Data Flow Overview

Learn about Data Flow and how you can use it to easily create, share, run, and view the output of Apache Spark  applications.

The Data Flow architecture showing Applications, Library, and Runs in the User Layer. Below this is the Administrator Layer consisting of Administrator controls for access policies and usage limits. Below is the Infrastructure Layer of elastic compute and the elastic storage. Finally is the Security Layer consisting of identity management and access management.

What is Oracle Cloud Infrastructure Data Flow

Data Flow is a cloud-based serverless platform with a rich user interface. It allows Spark developers and data scientists to create, edit, and run Spark jobs at any scale without the need for clusters, an operations team, or highly specialized Spark knowledge. Being serverless means there is no infrastructure for you to deploy or manage. It is entirely driven by REST APIs, giving you easy integration with applications or workflows. You can control Data Flow using this REST API. You can run Data Flow from the CLI as Data Flow commands are available as part of the Oracle Cloud Infrastructure Command Line Interface. You can:

  • Connect to Apache Spark data sources.

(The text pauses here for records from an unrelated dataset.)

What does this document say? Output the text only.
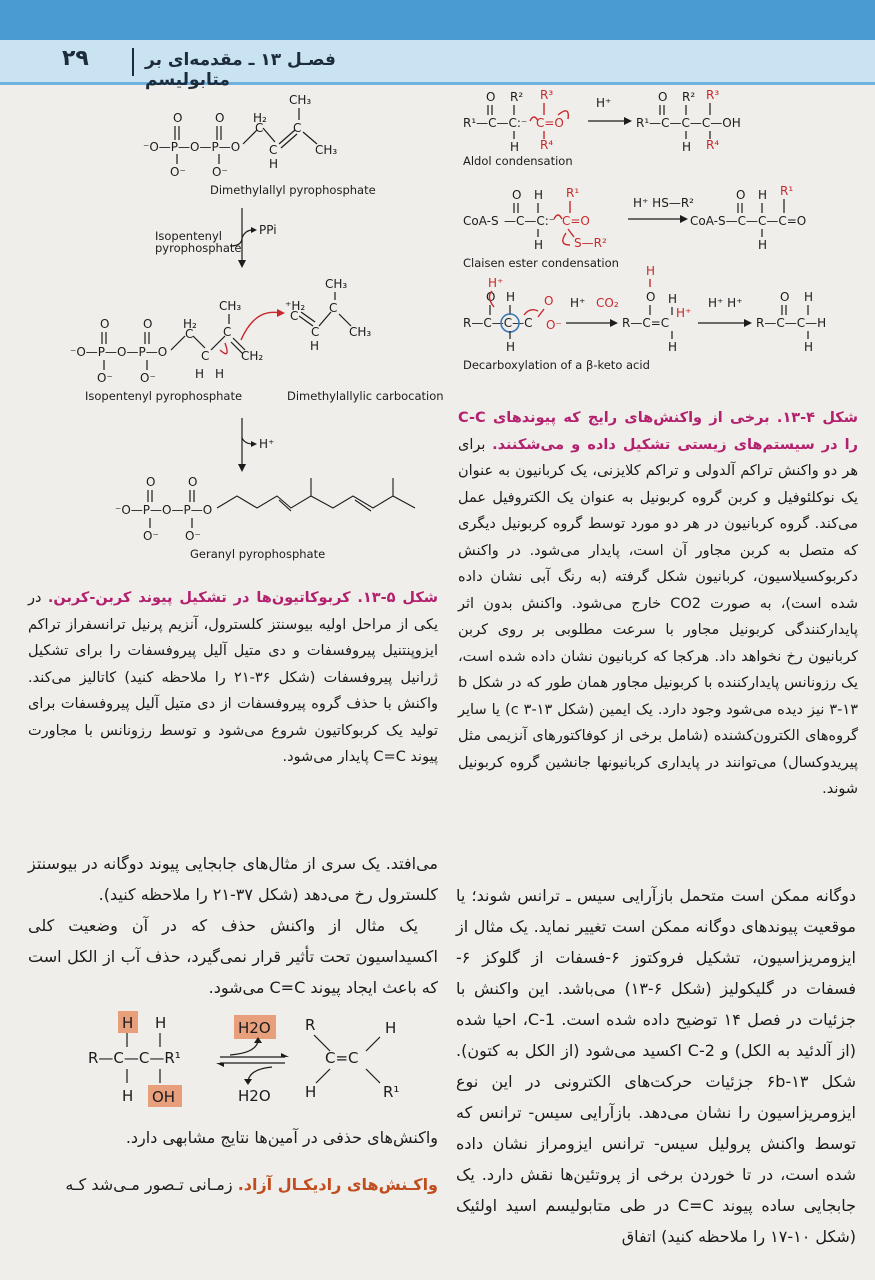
۲۹	فصـل ۱۳ ـ مقدمه‌ای بر متابولیسم
⁻O—P—O—P—O
O	O
O⁻ O⁻
H₂
C
C
H
C
CH₃
CH₃
Dimethylallyl pyrophosphate
Isopentenyl
pyrophosphate
PPi
⁻O—P—O—P—O
O	O
O⁻ O⁻
H₂
C
C
H H
C
CH₃
CH₂
⁺H₂
C
C
H
C
CH₃
CH₃
Isopentenyl pyrophosphate	Dimethylallylic carbocation
H⁺
⁻O—P—O—P—O
O	O
O⁻ O⁻
Geranyl pyrophosphate
R¹—C—C:⁻
O R²
H
C=O
R³
R⁴
H⁺
R¹—C—C—C—OH
O R²
H
R³
R⁴
Aldol condensation
CoA-S —C—C:⁻
O H
H
C=O
R¹
S—R²
H⁺ HS—R²
CoA-S—C—C—C=O
O H R¹
H
Claisen ester condensation
R—C—C—C
H⁺
O H
H
O
O⁻
H⁺ CO₂
R—C=C
H
O H
H⁺
H
H⁺ H⁺
R—C—C—H
O H
H
Decarboxylation of a β-keto acid
شکل ۴-۱۳. برخی از واکنش‌های رایج که پیوندهای C-C را در سیستم‌های زیستی تشکیل داده و می‌شکنند. برای هر دو واکنش تراکم آلدولی و تراکم کلایزنی، یک کربانیون به عنوان یک نوکلئوفیل و کربن گروه کربونیل به عنوان یک الکتروفیل عمل می‌کند. گروه کربانیون در هر دو مورد توسط گروه کربونیل دیگری که متصل به کربن مجاور آن است، پایدار می‌شود. در واکنش دکربوکسیلاسیون، کربانیون شکل گرفته (به رنگ آبی نشان داده شده است)، به صورت CO2 خارج می‌شود. واکنش بدون اثر پایدارکنندگی کربونیل مجاور با سرعت مطلوبی بر روی کربن کربانیون رخ نخواهد داد. هرکجا که کربانیون نشان داده شده است، یک رزونانس پایدارکننده با کربونیل مجاور همان طور که در شکل b ۳-۱۳ نیز دیده می‌شود وجود دارد. یک ایمین (شکل c ۳-۱۳) یا سایر گروه‌های الکترون‌کشنده (شامل برخی از کوفاکتورهای آنزیمی مثل پیریدوکسال) می‌توانند در پایداری کربانیونها جانشین گروه کربونیل شوند.
شکل ۵-۱۳. کربوکاتیون‌ها در تشکیل پیوند کربن-کربن. در یکی از مراحل اولیه بیوسنتز کلسترول، آنزیم پرنیل ترانسفراز تراکم ایزوپنتنیل پیروفسفات و دی متیل آلیل پیروفسفات را برای تشکیل ژرانیل پیروفسفات (شکل ۳۶-۲۱ را ملاحظه کنید) کاتالیز می‌کند. واکنش با حذف گروه پیروفسفات از دی متیل آلیل پیروفسفات برای تولید یک کربوکاتیون شروع می‌شود و توسط رزونانس با مجاورت پیوند C=C پایدار می‌شود.
می‌افتد. یک سری از مثال‌های جابجایی پیوند دوگانه در بیوسنتز کلسترول رخ می‌دهد (شکل ۳۷-۲۱ را ملاحظه کنید).
یک مثال از واکنش حذف که در آن وضعیت کلی اکسیداسیون تحت تأثیر قرار نمی‌گیرد، حذف آب از الکل است که باعث ایجاد پیوند C=C می‌شود.
H H
R—C—C—R¹
H OH
H2O
H2O
R	H
C=C
H	R¹
واکنش‌های حذفی در آمین‌ها نتایج مشابهی دارد.
واکـنش‌های رادیکـال آزاد. زمـانی تـصور مـی‌شد کـه
دوگانه ممکن است متحمل بازآرایی سیس ـ ترانس شوند؛ یا موقعیت پیوندهای دوگانه ممکن است تغییر نماید. یک مثال از ایزومریزاسیون، تشکیل فروکتوز ۶-فسفات از گلوکز ۶-فسفات در گلیکولیز (شکل ۶-۱۳) می‌باشد. این واکنش با جزئیات در فصل ۱۴ توضیح داده شده است. C-1، احیا شده (از آلدئید به الکل) و C-2 اکسید می‌شود (از الکل به کتون). شکل ۶b-۱۳ جزئیات حرکت‌های الکترونی در این نوع ایزومریزاسیون را نشان می‌دهد. بازآرایی سیس- ترانس که توسط واکنش پرولیل سیس- ترانس ایزومراز نشان داده شده است، در تا خوردن برخی از پروتئین‌ها نقش دارد. یک جابجایی ساده پیوند C=C در طی متابولیسم اسید اولئیک (شکل ۱۰-۱۷ را ملاحظه کنید) اتفاق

  • Create reusable Apache Spark applications.

  • Launch Apache Spark jobs in seconds.

  • Create Apache Spark applications using SQL, Python, Java, Scala, or spark-submit.

  • Manage all Apache Spark applications from a single platform.

  • Process data in the Cloud or on-premises in your data center.

  • Create Big Data building blocks that you can easily assemble into advanced Big Data applications.

There is a box representing Data Flow Spark on-demand from which an arrow labelled Processed Data goes down to Object Storage. Below Object Storage are two other boxes with an arrow from each to it. One box represents Spark applications, the other represents Raw Data. There are two arrows showing the flow of Spark applications and raw data from Object Storage to Data Flow Spark on-demand.